Today, Overstock.com trades for 3.5x 2006 gross profit, compared to TJMaxx at 2.8x and Amazon at 10x. Amazon and Overstock are not comparable businesses at the moment and we would argue, even at scale, Amazon's model is preferable given the differences in inventory risk in the respective core businesses. Overstock takes real risk with its inventory and Amazon, for the most part, does not. However, a comparison to Amazon does not even maintain relevance at present. Overstock is fighting to attain a level in which its business can become self-funding. The transition from the "grow at any cost" mentality to a more disciplined approach to growth can be and is turning out to be sloppy.
That said, Overstock today trades at a 25% premium to TJMaxx on a multiple of gross profit which we believe to be a fair multiple differential given the differences in the stages of maturity. We believe Overstock has both execution risk and liquidity risk; however, if the company makes it through this transition we think the shares would prove to be undervalued.

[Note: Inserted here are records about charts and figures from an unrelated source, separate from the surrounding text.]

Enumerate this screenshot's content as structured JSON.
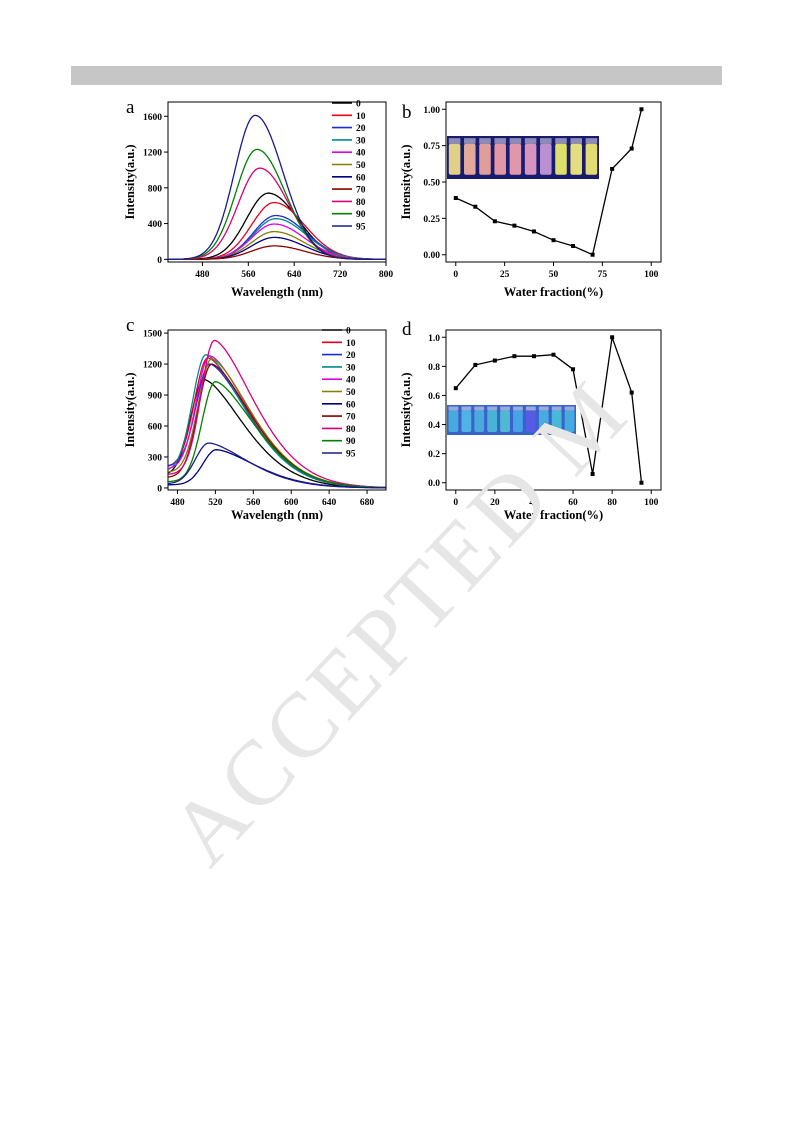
{
  "header": {
    "color": "#c6c6c6"
  },
  "watermark": {
    "text": "ACCEPTED M",
    "color": "#e3e3e3"
  },
  "chart_data": [
    {
      "panel_label": "a",
      "type": "line",
      "xlabel": "Wavelength (nm)",
      "ylabel": "Intensity(a.u.)",
      "xlim": [
        420,
        800
      ],
      "ylim": [
        -30,
        1760
      ],
      "xticks": [
        480,
        560,
        640,
        720,
        800
      ],
      "yticks": [
        0,
        400,
        800,
        1200,
        1600
      ],
      "legend_position": "top-right",
      "series": [
        {
          "name": "0",
          "color": "#000000",
          "peak_x": 595,
          "peak_y": 740,
          "width": 47
        },
        {
          "name": "10",
          "color": "#e8001c",
          "peak_x": 605,
          "peak_y": 635,
          "width": 48
        },
        {
          "name": "20",
          "color": "#1f2bd9",
          "peak_x": 608,
          "peak_y": 490,
          "width": 48
        },
        {
          "name": "30",
          "color": "#008b8b",
          "peak_x": 608,
          "peak_y": 455,
          "width": 48
        },
        {
          "name": "40",
          "color": "#e600e6",
          "peak_x": 605,
          "peak_y": 395,
          "width": 48
        },
        {
          "name": "50",
          "color": "#808000",
          "peak_x": 605,
          "peak_y": 310,
          "width": 48
        },
        {
          "name": "60",
          "color": "#000080",
          "peak_x": 605,
          "peak_y": 245,
          "width": 48
        },
        {
          "name": "70",
          "color": "#8b0000",
          "peak_x": 605,
          "peak_y": 150,
          "width": 48
        },
        {
          "name": "80",
          "color": "#d9007a",
          "peak_x": 580,
          "peak_y": 1020,
          "width": 46
        },
        {
          "name": "90",
          "color": "#008000",
          "peak_x": 575,
          "peak_y": 1230,
          "width": 45
        },
        {
          "name": "95",
          "color": "#1a1a8c",
          "peak_x": 572,
          "peak_y": 1610,
          "width": 44
        }
      ]
    },
    {
      "panel_label": "b",
      "type": "line",
      "xlabel": "Water fraction(%)",
      "ylabel": "Intensity(a.u.)",
      "xlim": [
        -5,
        105
      ],
      "ylim": [
        -0.05,
        1.05
      ],
      "xticks": [
        0,
        25,
        50,
        75,
        100
      ],
      "yticks": [
        0.0,
        0.25,
        0.5,
        0.75,
        1.0
      ],
      "ytick_labels": [
        "0.00",
        "0.25",
        "0.50",
        "0.75",
        "1.00"
      ],
      "x": [
        0,
        10,
        20,
        30,
        40,
        50,
        60,
        70,
        80,
        90,
        95
      ],
      "y": [
        0.39,
        0.33,
        0.23,
        0.2,
        0.16,
        0.1,
        0.06,
        0.0,
        0.59,
        0.73,
        1.0
      ],
      "inset": {
        "type": "photo",
        "description_colors": [
          "#f2e08a",
          "#f4b6a0",
          "#f0a9a0",
          "#f2a2a8",
          "#f0a2b0",
          "#e6a0c8",
          "#c89ad8",
          "#eef06a",
          "#f4f080",
          "#f2ec72"
        ]
      }
    },
    {
      "panel_label": "c",
      "type": "line",
      "xlabel": "Wavelength (nm)",
      "ylabel": "Intensity(a.u.)",
      "xlim": [
        470,
        700
      ],
      "ylim": [
        -20,
        1530
      ],
      "xticks": [
        480,
        520,
        560,
        600,
        640,
        680
      ],
      "yticks": [
        0,
        300,
        600,
        900,
        1200,
        1500
      ],
      "legend_position": "top-right",
      "series": [
        {
          "name": "0",
          "color": "#000000",
          "peak_x": 508,
          "peak_y": 1050,
          "base": 120
        },
        {
          "name": "10",
          "color": "#e8001c",
          "peak_x": 512,
          "peak_y": 1260,
          "base": 200
        },
        {
          "name": "20",
          "color": "#1f2bd9",
          "peak_x": 514,
          "peak_y": 1200,
          "base": 210
        },
        {
          "name": "30",
          "color": "#008b8b",
          "peak_x": 510,
          "peak_y": 1290,
          "base": 160
        },
        {
          "name": "40",
          "color": "#e600e6",
          "peak_x": 514,
          "peak_y": 1280,
          "base": 180
        },
        {
          "name": "50",
          "color": "#808000",
          "peak_x": 516,
          "peak_y": 1250,
          "base": 150
        },
        {
          "name": "60",
          "color": "#000080",
          "peak_x": 521,
          "peak_y": 370,
          "base": 30
        },
        {
          "name": "70",
          "color": "#8b0000",
          "peak_x": 516,
          "peak_y": 1200,
          "base": 100
        },
        {
          "name": "80",
          "color": "#d9007a",
          "peak_x": 519,
          "peak_y": 1430,
          "base": 130
        },
        {
          "name": "90",
          "color": "#008000",
          "peak_x": 520,
          "peak_y": 1030,
          "base": 60
        },
        {
          "name": "95",
          "color": "#1a1a8c",
          "peak_x": 513,
          "peak_y": 435,
          "base": 40
        }
      ]
    },
    {
      "panel_label": "d",
      "type": "line",
      "xlabel": "Water fraction(%)",
      "ylabel": "Intensity(a.u.)",
      "xlim": [
        -5,
        105
      ],
      "ylim": [
        -0.05,
        1.05
      ],
      "xticks": [
        0,
        20,
        40,
        60,
        80,
        100
      ],
      "yticks": [
        0.0,
        0.2,
        0.4,
        0.6,
        0.8,
        1.0
      ],
      "ytick_labels": [
        "0.0",
        "0.2",
        "0.4",
        "0.6",
        "0.8",
        "1.0"
      ],
      "x": [
        0,
        10,
        20,
        30,
        40,
        50,
        60,
        70,
        80,
        90,
        95
      ],
      "y": [
        0.65,
        0.81,
        0.84,
        0.87,
        0.87,
        0.88,
        0.78,
        0.06,
        1.0,
        0.62,
        0.0
      ],
      "inset": {
        "type": "photo",
        "description_colors": [
          "#48b0e0",
          "#52b8e8",
          "#4cb0e0",
          "#4ab8d8",
          "#50c0d0",
          "#48a8e8",
          "#5a5ae8",
          "#4ab0e0",
          "#48c0d8",
          "#46b0e0"
        ]
      }
    }
  ]
}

Given the way discount rates account for the two aforementioned risks, we believe the shares to be fairly valued at current levels. We continue to monitor cash ($112 million), inventory ($92 million w/ a 5% reserve), and cash flow ($-6 million from ops and $-44 million in capex in 2005) against revenue growth (24% in 2006), gross profit margin (15.6% in 2006), and sales and marketing (8% in 2006). As with any business that has not reached scale and sustained profits, an investment in Overstock carries a significant amount of risk, in our view.